Zach LaVine, Chicago Bulls

Geçen sezon Chicago Bulls için pek de parlak geçmedi. Bulls’un genç yıldızı Zach LaVine’in yaptıkları da Chicago’nun başarısız görüntüsünün içerisinde pek de dikkat çekmiyordu. LaVine, genellikle etkileyici skor performansları sergilese de takımı genelde kaybediyordu.
Yaz döneminde organizasyonel anlamda köklü değişiklikler yaşayan Bulls’ta 2020-21 parlak demesek de umut verici bir yıl oldu. 31-41’lik dereceyle bitiren Bulls, play-in potasının sadece 1 sıra dışında kaldı.
Bu konuda kesinlikle en çok borçlu oldukları kişi de Zach LaVine.
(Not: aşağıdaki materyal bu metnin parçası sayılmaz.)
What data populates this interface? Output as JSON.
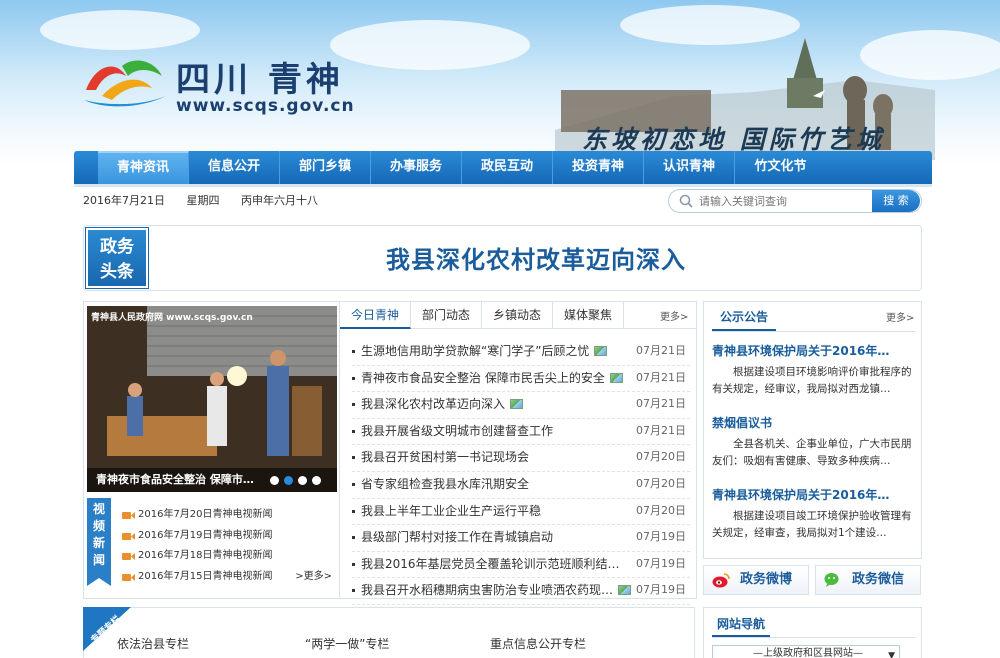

Takımla beraber adeta oyunun üstüne bir seviye daha atlayan LaVine, bu sezon oynadığı 58 maçta 27.4 sayı – 5.0 ribaunt ve 4.9 asist ortalamaları yakaladı. Kariyerinde ilk kez bu sene All-Star seçilen LaVine, sayı krallığında da 7. sırada alıyor.
LaVine her zaman potansiyeli olan atletik bir skorer olarak görülüyordu. Ancak 2020-21 sezonunda yaptıklarıyla onun artık bir yıldıza dönüştüğünü söylemek yanlış olmaz.
Jaylen Brown, Boston Celtics

Yaz döneminde Gordon Hayward gibi önemli bir kanat oyuncusunu kaybeden, Kemba Walker’ın sakatlığı sebebiyle de sezona dar bir rotasyonla giren Boston Celtics’te Jaylen Brown’ın rolünün artması doğal bir sonuçtu.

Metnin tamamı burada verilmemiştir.